A jak gościu myślisz. Ty podsłuchujesz czy podglądasz,
to się ma w genach podobno.
bez komentarza głosuję
Ona56 - człowiek ma To w sobie
złatwić
Vick Thor -
:)
najpierw rozwesel potem maluj
też jestem pod wrażeniem, sam stosuję przy
portretowaniu pytanie; chcesz być piękna czy podobna,
moja damo nadobna?
Nie wiem, czy uda się pogodzić dobro ze złem.
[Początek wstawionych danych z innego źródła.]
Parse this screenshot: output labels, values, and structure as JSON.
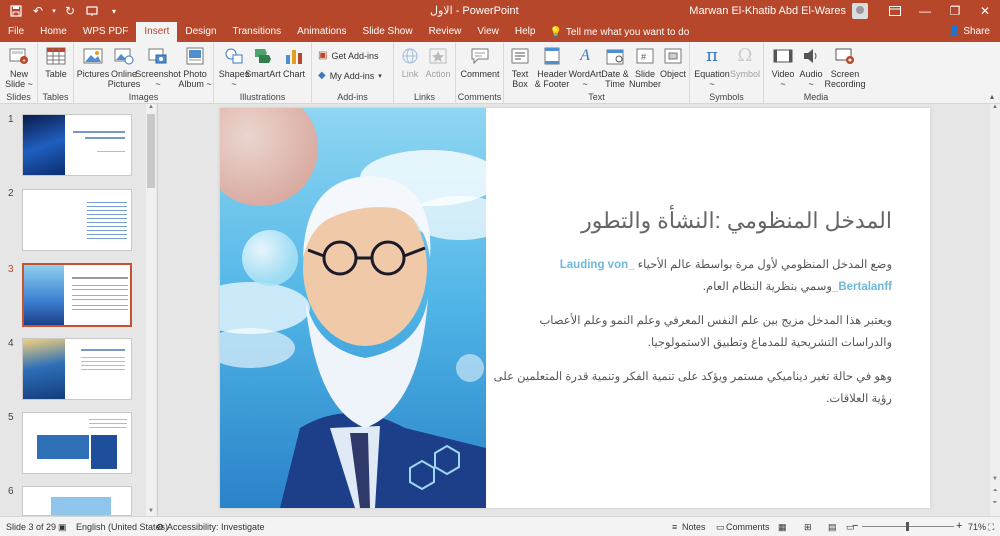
{
  "app": {
    "title": "الاول  -  PowerPoint",
    "user_name": "Marwan El-Khatib Abd El-Wares",
    "share_label": "Share"
  },
  "quick_access": [
    "save-icon",
    "undo-icon",
    "redo-icon",
    "present-icon"
  ],
  "tabs": [
    "File",
    "Home",
    "WPS PDF",
    "Insert",
    "Design",
    "Transitions",
    "Animations",
    "Slide Show",
    "Review",
    "View",
    "Help"
  ],
  "tell_me": "Tell me what you want to do",
  "ribbon": {
    "slides": {
      "new_slide": "New\nSlide ~",
      "label": "Slides"
    },
    "tables": {
      "table": "Table",
      "label": "Tables"
    },
    "images": {
      "pictures": "Pictures",
      "online_pictures": "Online\nPictures",
      "screenshot": "Screenshot\n~",
      "photo_album": "Photo\nAlbum ~",
      "label": "Images"
    },
    "illustrations": {
      "shapes": "Shapes\n~",
      "smartart": "SmartArt",
      "chart": "Chart",
      "label": "Illustrations"
    },
    "addins": {
      "get": "Get Add-ins",
      "my": "My Add-ins",
      "label": "Add-ins"
    },
    "links": {
      "link": "Link",
      "action": "Action",
      "label": "Links"
    },
    "comments": {
      "comment": "Comment",
      "label": "Comments"
    },
    "text": {
      "text_box": "Text\nBox",
      "header_footer": "Header\n& Footer",
      "wordart": "WordArt\n~",
      "date_time": "Date &\nTime",
      "slide_number": "Slide\nNumber",
      "object": "Object",
      "label": "Text"
    },
    "symbols": {
      "equation": "Equation\n~",
      "symbol": "Symbol",
      "label": "Symbols"
    },
    "media": {
      "video": "Video\n~",
      "audio": "Audio\n~",
      "screen_recording": "Screen\nRecording",
      "label": "Media"
    }
  },
  "thumbnails": [
    "1",
    "2",
    "3",
    "4",
    "5",
    "6"
  ],
  "slide": {
    "title": "المدخل المنظومي :النشأة والتطور",
    "p1_part1": "وضع المدخل المنظومي لأول مرة بواسطة عالم الأحياء",
    "p1_hl1": "Lauding von_",
    "p1_hl2": "Bertalanff_",
    "p1_part2": "وسمي بنظرية النظام العام.",
    "p2": "ويعتبر هذا المدخل مزيج بين علم النفس المعرفي وعلم النمو وعلم الأعصاب والدراسات التشريحية للمدماغ وتطبيق الاستمولوجيا.",
    "p3": "وهو في حالة تغير ديناميكي مستمر ويؤكد على تنمية الفكر وتنمية قدرة المتعلمين على رؤية العلاقات."
  },
  "status": {
    "slide_counter": "Slide 3 of 29",
    "language": "English (United States)",
    "accessibility": "Accessibility: Investigate",
    "notes": "Notes",
    "comments": "Comments",
    "zoom": "71%"
  }
}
Pchlebcy ponoć mają lepiej, ale tylko do czasu.
Pozdrawiam.
januszek, jak Bóg da, może będzie POPIS? A wiersz
zacny z kretesem
Znaczy dobrze odczytałam. Pozdrawiam serdecznie:)
Celino
Adam nie dożył "ofiary eucharystycznej" ,
tylko ona ma moc pogodzenia w zwaśnionych stron,
inaczej jak
"dwom malarzom " zawsze będzie coś brakowało
własny brak rodzi zazdrość -> zawiść -> zbrodnię:
jak Kaina i Abla
/ ... /
jak Tutsi i Hutu
jak PO i PIS [a mógłby być popis]
Obiecałam, że wrócę do wiersza i trochę mi zeszło.
ostatnio jednak czytam w pracy i nad takimi jak twój
nie ważyłabym się skupiać między jednym papierkiem a
drugim.
Wiesz już, że lubię Twoje wiersze zestawiające DOBRO i
ZŁO.
Tu mamy Kaina i Abla - dobro i zło. Rodząca się zawiść
- Abel nie pracuje ale jest szczęśliwy, Kain orze i
jest mu tylko gorzej podobnie jest z malarzami ale
jest wino, lek na szczęście. Trzecia najtrudniejsza,
ale mąż mi podrzucił lampkę wina, to może będąc pod
wpływem wiersza coś wymyślę.Abel baranka a Kain zboże
- spalił zagon? Czyli wino tez podzieliło malarzy.
Wniosek zgoda między braćmi - Adam jej nie dożył.